Zatrzymań dokonano kilka dni temu na jednej z prywatnych posesji niedaleko Tolkmicka w województwie warmińsko-mazurskim w trakcie transakcji sprzedaży i kupna wyrobów jubilerskich na kwotę 600 tys. złotych.

"Strażnicy graniczni wspólnie z policjantami z Komendy Wojewódzkiej Policji z Gdańska 23 kwietnia weszli na teren posesji niedaleko Tolkmicka. Tam w trakcie dynamicznych działań zatrzymali pięciu mieszkańców województwa pomorskiego, zachodniopomorskiego i warmińsko-mazurskiego.
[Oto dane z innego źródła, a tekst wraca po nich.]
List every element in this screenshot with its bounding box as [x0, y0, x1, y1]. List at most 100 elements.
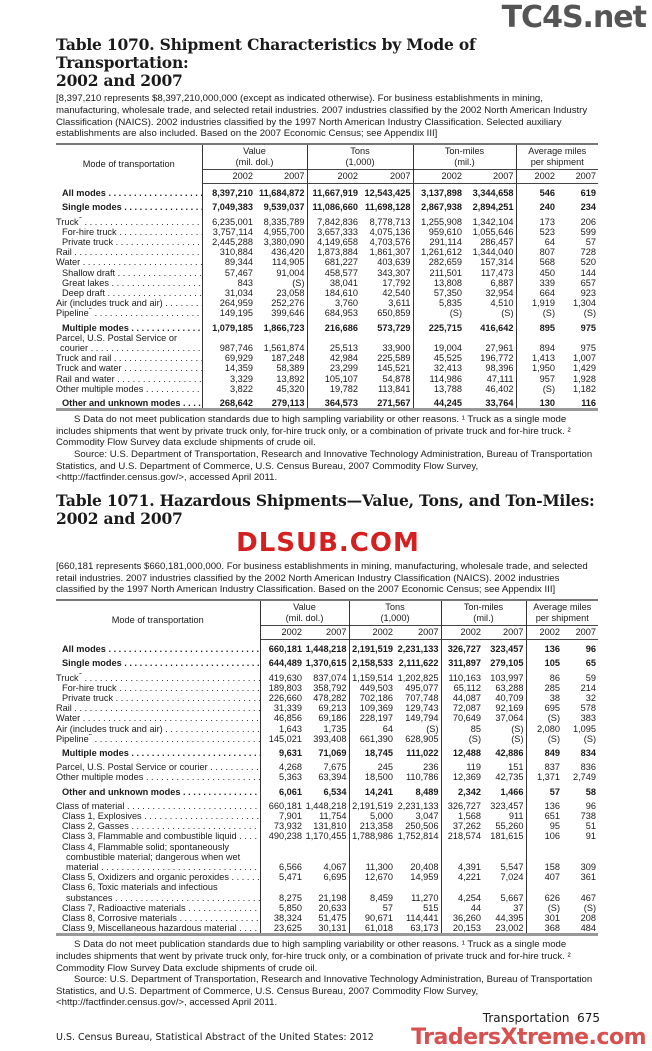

W działania włączeni zostali policyjni kontrterroryści, gdyż policjanci mieli informację, że figuranci mogą posiadać broń palną" - opisuje Michał Sienkiewicz z Komendy Wojewódzkiej Policji w Gdańsku.

Na miejscu, w trakcie przeszukań, znaleziono kilkadziesiąt luksusowych zegarków, biżuterię różnego rodzaju, kilka sztuk broni palnej i gazowej i gotówkę: ponad 200 tysięcy złotych i ponad 100 tysięcy euro.

Z ustaleń policji wynika, że część zegarków została skradziona w Lipsku w Niemczech. 

"Wstępne oględziny potwierdziły, że część ujawnionych zegarków została skradziona 20 kwietnia ze sklepu jubilerskiego w Lipsku w Niemczech. Napadu dokonano wtedy z pomocą kradzionego pojazdu, którym sprawcy sforsowali witrynę salonu, zabierając przedmioty na kwotę prawie 3 mln złotych. W zabezpieczonych przy posesji dwóch samochodach należących do mężczyzn funkcjonariusze ujawnili kilka kompletów tablic rejestracyjnych. Strażnicy graniczni ustalili, że jedno z aut było kradzione" - wyjaśnia Sienkiewicz.

Do bardzo podobnego napadu jak ten w Lipsku, doszło w grudniu w Gdańsku. Tam sprawcy także sforsowali kradzionym autem drzwi jednego z salonów jubilerskich. Policja będzie wyjaśniać, czy zatrzymani mogą mieć związek z tym napadem. Na razie mężczyźni usłyszeli zarzuty paserstwa, trzech z nich jest też podejrzanych o nielegalne posiadanie broni.